Under § 1404(a), a district court may, for the convenience of the parties and witnesses and in the interest of justice, transfer any civil action to any other district or division where it might have been brought or to any district or division to which all parties have consented. Atlantic Marine stated not only that § 1404(a) "provides a mechanism for enforcement of forum-selection clauses that point to a particular federal district" but that "a proper application of § 1404(a) requires that a forum-selection clause be given controlling weight in all but the most exceptional cases."
The Court also revised the analysis to be used in evaluating whether transfer should be ordered in such cases, stating that the plaintiff's choice of forum carries no weight; no arguments concerning the parties' private interests are permitted, and the court must deem those interests to weigh in favor of the preselected forum, the parties having struck that balance by their selection contract
The Court based the analysis on the parties' expectations as memorialized in their contract, stating:
Thus, under the required § 1404(a) analysis, this Court deems all private interest factors to weigh in favor of transferring the case to the Western District of North Carolina.
In determining whether "extraordinary circumstances" exist to warrant denial of the transfer, the Court examines the public interest factors that the court may consider in deciding a transfer motion as presented herein. Those factors include (1) the administrative difficulties flowing from court congestion; (2) the local interest in having localized interests decided at home; and (3) the familiarity of the forum with the law that will govern the case, and (4) the avoidance of unnecessary problems of conflict of laws of the application of foreign law.
The plaintiffs have offered no argument regarding court congestion factors which might impact the first factor, and the Court finds this factor to be neutral.
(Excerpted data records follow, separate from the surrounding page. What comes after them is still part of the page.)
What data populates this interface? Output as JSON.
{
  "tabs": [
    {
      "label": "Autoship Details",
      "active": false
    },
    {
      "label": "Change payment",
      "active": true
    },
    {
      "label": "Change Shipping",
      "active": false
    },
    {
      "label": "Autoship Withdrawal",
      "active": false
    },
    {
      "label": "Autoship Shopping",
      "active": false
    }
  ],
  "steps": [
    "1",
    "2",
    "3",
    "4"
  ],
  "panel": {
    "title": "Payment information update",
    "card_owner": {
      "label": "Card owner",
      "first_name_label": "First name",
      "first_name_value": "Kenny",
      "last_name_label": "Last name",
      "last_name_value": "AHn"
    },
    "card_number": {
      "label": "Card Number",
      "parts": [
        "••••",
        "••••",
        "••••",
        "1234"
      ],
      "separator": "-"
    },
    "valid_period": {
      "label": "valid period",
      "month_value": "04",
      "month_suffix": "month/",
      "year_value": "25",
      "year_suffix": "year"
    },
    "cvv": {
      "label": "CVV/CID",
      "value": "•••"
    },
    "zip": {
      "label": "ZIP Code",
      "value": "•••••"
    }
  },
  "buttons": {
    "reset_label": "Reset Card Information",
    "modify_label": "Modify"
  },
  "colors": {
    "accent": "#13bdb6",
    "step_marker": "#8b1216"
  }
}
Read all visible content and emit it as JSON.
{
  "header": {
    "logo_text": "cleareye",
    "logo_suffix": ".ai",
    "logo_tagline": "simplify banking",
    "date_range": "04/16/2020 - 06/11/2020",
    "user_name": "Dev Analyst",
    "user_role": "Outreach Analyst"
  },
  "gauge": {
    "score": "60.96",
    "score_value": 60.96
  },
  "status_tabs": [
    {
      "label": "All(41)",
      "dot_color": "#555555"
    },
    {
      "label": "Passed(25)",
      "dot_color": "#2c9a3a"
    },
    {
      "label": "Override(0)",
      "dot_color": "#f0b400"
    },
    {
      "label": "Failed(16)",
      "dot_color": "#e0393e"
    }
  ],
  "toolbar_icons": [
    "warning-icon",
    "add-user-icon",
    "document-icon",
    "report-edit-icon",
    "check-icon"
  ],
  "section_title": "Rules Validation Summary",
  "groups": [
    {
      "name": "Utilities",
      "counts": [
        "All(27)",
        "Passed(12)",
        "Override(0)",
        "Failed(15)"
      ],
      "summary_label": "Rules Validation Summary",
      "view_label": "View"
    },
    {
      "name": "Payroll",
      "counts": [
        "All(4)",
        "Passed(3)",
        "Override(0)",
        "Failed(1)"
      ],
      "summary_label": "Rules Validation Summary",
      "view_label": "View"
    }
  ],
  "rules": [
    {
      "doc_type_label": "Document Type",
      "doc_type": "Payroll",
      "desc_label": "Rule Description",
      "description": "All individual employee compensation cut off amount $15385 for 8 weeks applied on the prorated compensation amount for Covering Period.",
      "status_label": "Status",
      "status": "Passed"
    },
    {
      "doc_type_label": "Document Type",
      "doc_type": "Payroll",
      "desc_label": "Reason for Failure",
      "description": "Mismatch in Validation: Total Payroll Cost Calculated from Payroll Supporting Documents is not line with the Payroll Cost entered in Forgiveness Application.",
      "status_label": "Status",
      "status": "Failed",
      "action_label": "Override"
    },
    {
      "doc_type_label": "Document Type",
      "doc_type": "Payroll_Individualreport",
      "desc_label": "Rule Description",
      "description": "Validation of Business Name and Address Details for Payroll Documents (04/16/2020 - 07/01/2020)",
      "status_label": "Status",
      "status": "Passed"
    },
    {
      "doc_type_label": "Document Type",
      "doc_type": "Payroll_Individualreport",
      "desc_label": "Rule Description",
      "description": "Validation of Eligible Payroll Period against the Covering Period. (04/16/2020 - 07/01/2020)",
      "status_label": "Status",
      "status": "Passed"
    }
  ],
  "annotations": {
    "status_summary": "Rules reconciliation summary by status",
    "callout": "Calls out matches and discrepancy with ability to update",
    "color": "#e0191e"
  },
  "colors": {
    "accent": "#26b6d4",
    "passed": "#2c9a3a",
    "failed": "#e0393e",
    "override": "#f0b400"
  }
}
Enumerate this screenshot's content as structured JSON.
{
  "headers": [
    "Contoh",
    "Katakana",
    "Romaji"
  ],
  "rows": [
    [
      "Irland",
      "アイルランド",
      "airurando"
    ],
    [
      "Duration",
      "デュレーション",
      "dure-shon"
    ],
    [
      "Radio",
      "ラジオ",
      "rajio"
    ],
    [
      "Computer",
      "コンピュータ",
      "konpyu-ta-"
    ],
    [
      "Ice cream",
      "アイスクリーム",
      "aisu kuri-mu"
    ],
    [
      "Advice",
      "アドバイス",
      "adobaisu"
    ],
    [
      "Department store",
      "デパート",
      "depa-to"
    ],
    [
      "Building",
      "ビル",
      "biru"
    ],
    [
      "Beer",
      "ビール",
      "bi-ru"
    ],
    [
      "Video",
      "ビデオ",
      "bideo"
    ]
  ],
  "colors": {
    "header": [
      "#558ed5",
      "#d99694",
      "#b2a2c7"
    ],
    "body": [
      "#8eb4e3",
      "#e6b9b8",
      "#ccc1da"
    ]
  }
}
The plaintiffs argue that Mosing and Zloop LA, LLC are Louisiana-based and their business interests are located in this state, warranting consideration of their claims in this state. However, since the plaintiffs have already agreed to bring suit only in a North Carolina forum, they have effectively exercised their venue privilege.
As to the third and fourth factors, it is reasonable to find that federal courts in North Carolina can aptly apply the laws at issue in this matter, and the Supreme Court has stated that familiarity of the forum with the governing law should only be considered a public-interest factor weighing against transfer if the governing law is "exceptionally arcane."
The Court finds that the plaintiffs have not met their heavy burden of showing that public-interest factors overwhelmingly disfavor transfer. Since this is not one of those "most unusual cases" in which the public interest overwhelmingly disfavors transfer, this Court finds that the interests of justice as defined in § 1404(a) are served by holding the plaintiffs to their bargain via transfer to the parties' agreed-upon forum.